Create necessary testing SQL databases, and the following environment variables with your own corresponding values, to
successfully test all branches of the [_csvSql_](#csvsql) utility. This step is not necessary if you've built the
product in a Docker container, where the environment is completely customized.
* **Linux**
> SOCI_DB_SQLITE3="sqlite3://db=test.sqlite3"
> SOCI_DB_MYSQL="mysql://db=your_db user=your_user password=your_password host=127.0.0.1 port=3306"
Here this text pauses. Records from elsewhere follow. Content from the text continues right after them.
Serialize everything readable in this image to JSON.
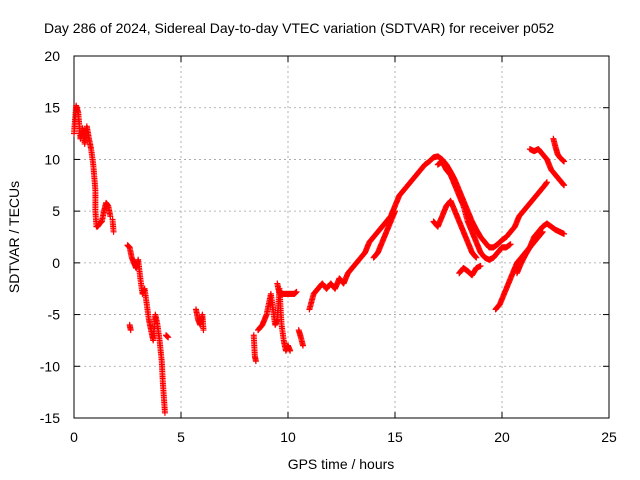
{
  "chart_data": {
    "type": "scatter",
    "title": "Day 286 of 2024, Sidereal Day-to-day VTEC variation (SDTVAR) for receiver p052",
    "xlabel": "GPS time / hours",
    "ylabel": "SDTVAR / TECUs",
    "xlim": [
      0,
      25
    ],
    "ylim": [
      -15,
      20
    ],
    "xticks": [
      0,
      5,
      10,
      15,
      20,
      25
    ],
    "yticks": [
      -15,
      -10,
      -5,
      0,
      5,
      10,
      15,
      20
    ],
    "xtick_labels": [
      "0",
      "5",
      "10",
      "15",
      "20",
      "25"
    ],
    "ytick_labels": [
      "-15",
      "-10",
      "-5",
      "0",
      "5",
      "10",
      "15",
      "20"
    ],
    "grid": true,
    "marker": "plus",
    "color": "#ff0000",
    "series": [
      {
        "name": "SDTVAR",
        "segments": [
          [
            [
              0.0,
              12.5
            ],
            [
              0.1,
              15.2
            ],
            [
              0.2,
              14.5
            ],
            [
              0.3,
              12.0
            ],
            [
              0.4,
              13.0
            ],
            [
              0.5,
              11.5
            ],
            [
              0.6,
              13.2
            ],
            [
              0.7,
              12.0
            ],
            [
              0.8,
              11.0
            ],
            [
              0.9,
              9.5
            ],
            [
              1.0,
              7.0
            ],
            [
              1.0,
              5.0
            ],
            [
              1.05,
              3.5
            ]
          ],
          [
            [
              1.1,
              3.5
            ],
            [
              1.2,
              3.8
            ],
            [
              1.3,
              4.0
            ],
            [
              1.4,
              5.0
            ],
            [
              1.5,
              5.8
            ],
            [
              1.6,
              5.5
            ],
            [
              1.7,
              4.5
            ]
          ],
          [
            [
              1.8,
              4.2
            ],
            [
              1.85,
              3.0
            ]
          ],
          [
            [
              2.5,
              1.7
            ],
            [
              2.6,
              1.5
            ],
            [
              2.7,
              0.5
            ],
            [
              2.8,
              0.0
            ],
            [
              2.9,
              -0.5
            ],
            [
              3.0,
              0.3
            ],
            [
              3.1,
              -1.5
            ],
            [
              3.2,
              -3.0
            ],
            [
              3.3,
              -2.5
            ],
            [
              3.4,
              -4.0
            ],
            [
              3.5,
              -5.5
            ],
            [
              3.6,
              -6.5
            ],
            [
              3.7,
              -7.5
            ],
            [
              3.8,
              -5.0
            ],
            [
              3.9,
              -6.0
            ],
            [
              4.0,
              -7.5
            ],
            [
              4.1,
              -9.5
            ],
            [
              4.15,
              -11.5
            ],
            [
              4.2,
              -13.0
            ],
            [
              4.25,
              -14.5
            ]
          ],
          [
            [
              2.6,
              -6.0
            ],
            [
              2.65,
              -6.5
            ]
          ],
          [
            [
              4.3,
              -7.0
            ],
            [
              4.4,
              -7.2
            ]
          ],
          [
            [
              5.7,
              -4.5
            ],
            [
              5.8,
              -5.5
            ],
            [
              5.9,
              -6.0
            ],
            [
              6.0,
              -5.0
            ],
            [
              6.05,
              -6.5
            ]
          ],
          [
            [
              8.4,
              -7.0
            ],
            [
              8.45,
              -9.0
            ],
            [
              8.5,
              -9.5
            ]
          ],
          [
            [
              8.6,
              -6.5
            ],
            [
              8.8,
              -6.0
            ],
            [
              9.0,
              -5.0
            ],
            [
              9.2,
              -3.0
            ],
            [
              9.3,
              -4.5
            ],
            [
              9.4,
              -6.0
            ],
            [
              9.5,
              -5.5
            ],
            [
              9.6,
              -2.5
            ],
            [
              9.7,
              -6.0
            ],
            [
              9.8,
              -7.5
            ],
            [
              9.9,
              -8.5
            ],
            [
              10.0,
              -8.0
            ],
            [
              10.1,
              -8.5
            ]
          ],
          [
            [
              9.5,
              -2.0
            ],
            [
              9.6,
              -3.0
            ],
            [
              10.3,
              -3.0
            ],
            [
              10.4,
              -2.8
            ]
          ],
          [
            [
              10.5,
              -6.5
            ],
            [
              10.6,
              -7.2
            ],
            [
              10.7,
              -8.0
            ]
          ],
          [
            [
              11.0,
              -4.5
            ],
            [
              11.2,
              -3.0
            ],
            [
              11.4,
              -2.5
            ],
            [
              11.6,
              -2.0
            ],
            [
              11.8,
              -2.5
            ],
            [
              12.0,
              -2.0
            ],
            [
              12.2,
              -2.5
            ],
            [
              12.4,
              -1.5
            ],
            [
              12.6,
              -2.0
            ],
            [
              12.8,
              -1.0
            ],
            [
              13.0,
              -0.5
            ],
            [
              13.2,
              0.0
            ],
            [
              13.4,
              0.5
            ],
            [
              13.6,
              1.0
            ],
            [
              13.8,
              2.0
            ],
            [
              14.0,
              2.5
            ],
            [
              14.2,
              3.0
            ],
            [
              14.4,
              3.5
            ],
            [
              14.6,
              4.0
            ],
            [
              14.8,
              4.5
            ],
            [
              15.0,
              5.5
            ],
            [
              15.2,
              6.5
            ],
            [
              15.4,
              7.0
            ],
            [
              15.6,
              7.5
            ],
            [
              15.8,
              8.0
            ],
            [
              16.0,
              8.5
            ],
            [
              16.2,
              9.0
            ],
            [
              16.4,
              9.5
            ],
            [
              16.6,
              9.8
            ],
            [
              16.8,
              10.2
            ],
            [
              17.0,
              10.3
            ],
            [
              17.2,
              10.0
            ],
            [
              17.4,
              9.5
            ],
            [
              17.6,
              8.8
            ],
            [
              17.8,
              8.0
            ],
            [
              18.0,
              7.0
            ],
            [
              18.2,
              6.0
            ],
            [
              18.4,
              5.0
            ],
            [
              18.6,
              4.0
            ],
            [
              18.8,
              3.2
            ],
            [
              19.0,
              2.5
            ],
            [
              19.2,
              2.0
            ],
            [
              19.4,
              1.5
            ],
            [
              19.6,
              1.5
            ],
            [
              19.8,
              1.8
            ],
            [
              20.0,
              2.2
            ],
            [
              20.2,
              2.5
            ],
            [
              20.4,
              3.0
            ],
            [
              20.6,
              3.5
            ],
            [
              20.8,
              4.5
            ],
            [
              21.0,
              5.0
            ],
            [
              21.2,
              5.5
            ],
            [
              21.4,
              6.0
            ],
            [
              21.6,
              6.5
            ],
            [
              21.8,
              7.0
            ],
            [
              22.0,
              7.5
            ],
            [
              22.1,
              7.8
            ]
          ],
          [
            [
              14.0,
              0.5
            ],
            [
              14.2,
              1.0
            ],
            [
              14.4,
              2.0
            ],
            [
              14.6,
              3.0
            ],
            [
              14.8,
              4.0
            ],
            [
              15.0,
              5.0
            ]
          ],
          [
            [
              17.0,
              9.5
            ],
            [
              17.2,
              9.8
            ],
            [
              17.4,
              9.0
            ],
            [
              17.6,
              8.5
            ],
            [
              17.8,
              7.5
            ],
            [
              18.0,
              6.5
            ],
            [
              18.2,
              5.5
            ],
            [
              18.4,
              4.0
            ],
            [
              18.6,
              3.0
            ],
            [
              18.8,
              2.0
            ],
            [
              19.0,
              1.0
            ],
            [
              19.2,
              0.5
            ],
            [
              19.4,
              0.3
            ],
            [
              19.6,
              0.5
            ],
            [
              19.8,
              1.0
            ],
            [
              20.0,
              1.5
            ],
            [
              20.2,
              1.5
            ],
            [
              20.4,
              1.8
            ]
          ],
          [
            [
              16.8,
              4.0
            ],
            [
              17.0,
              3.5
            ],
            [
              17.2,
              4.5
            ],
            [
              17.4,
              5.5
            ],
            [
              17.6,
              6.0
            ],
            [
              17.8,
              5.0
            ],
            [
              18.0,
              4.0
            ],
            [
              18.2,
              3.0
            ],
            [
              18.4,
              2.0
            ],
            [
              18.6,
              1.0
            ],
            [
              18.8,
              0.5
            ]
          ],
          [
            [
              18.0,
              -1.0
            ],
            [
              18.2,
              -0.5
            ],
            [
              18.4,
              -0.8
            ],
            [
              18.6,
              -1.2
            ],
            [
              18.8,
              -0.5
            ],
            [
              19.0,
              -0.3
            ]
          ],
          [
            [
              19.7,
              -4.5
            ],
            [
              19.9,
              -4.0
            ],
            [
              20.1,
              -3.0
            ],
            [
              20.3,
              -2.0
            ],
            [
              20.5,
              -1.0
            ],
            [
              20.7,
              0.0
            ],
            [
              20.9,
              0.5
            ],
            [
              21.1,
              1.0
            ],
            [
              21.3,
              1.5
            ],
            [
              21.5,
              2.0
            ],
            [
              21.7,
              2.5
            ],
            [
              21.9,
              3.0
            ]
          ],
          [
            [
              20.7,
              -1.0
            ],
            [
              20.9,
              0.0
            ],
            [
              21.1,
              0.8
            ],
            [
              21.3,
              1.5
            ],
            [
              21.5,
              2.5
            ],
            [
              21.7,
              3.0
            ],
            [
              21.9,
              3.5
            ],
            [
              22.1,
              3.8
            ],
            [
              22.3,
              3.5
            ],
            [
              22.5,
              3.2
            ],
            [
              22.7,
              3.0
            ],
            [
              22.9,
              2.8
            ]
          ],
          [
            [
              21.3,
              11.0
            ],
            [
              21.5,
              10.8
            ],
            [
              21.7,
              11.0
            ],
            [
              21.9,
              10.5
            ],
            [
              22.1,
              10.0
            ],
            [
              22.3,
              9.0
            ],
            [
              22.5,
              8.5
            ],
            [
              22.7,
              8.0
            ],
            [
              22.9,
              7.5
            ]
          ],
          [
            [
              22.4,
              12.0
            ],
            [
              22.5,
              11.2
            ],
            [
              22.6,
              10.5
            ],
            [
              22.7,
              10.2
            ],
            [
              22.8,
              10.0
            ],
            [
              22.9,
              9.8
            ]
          ]
        ]
      }
    ]
  }
}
> SOCI_DB_MARIADB="mariadb://db=your_db user=your_user password=your_password host=127.0.0.1 port=3307"
> SOCI_DB_POSTGRESQL="postgresql://dbname=your_db user=your_user password=your_password"
> SOCI_DB_FIREBIRD="firebird://service=/path_to/your_db.fdb user=SYSDBA password=masterkey"
* **Windows**
> SOCI_DB_SQLITE3=sqlite3://db=test.sqlite3 timeout=2 share-cache=true
> SOCI_DB_MYSQL=mysql://db=your_db user=your_user password=your_password host=127.0.0.1 port=3306
> SOCI_DB_MARIADB=mysql://db=your_db user=your_user password=your_password host=127.0.0.1 port=3307
> SOCI_DB_POSTGRESQL=postgresql://dbname=your_db user=your_user password=your_password
> SOCI_DB_FIREBIRD=firebird://service=d:\\your_directory_path\\your_db.fdb user=SYSDBA password=masterkey
> SOCI_DB_ORACLE="oracle://service=//127.0.0.1:1521/xepdb1 user=hr password=hr"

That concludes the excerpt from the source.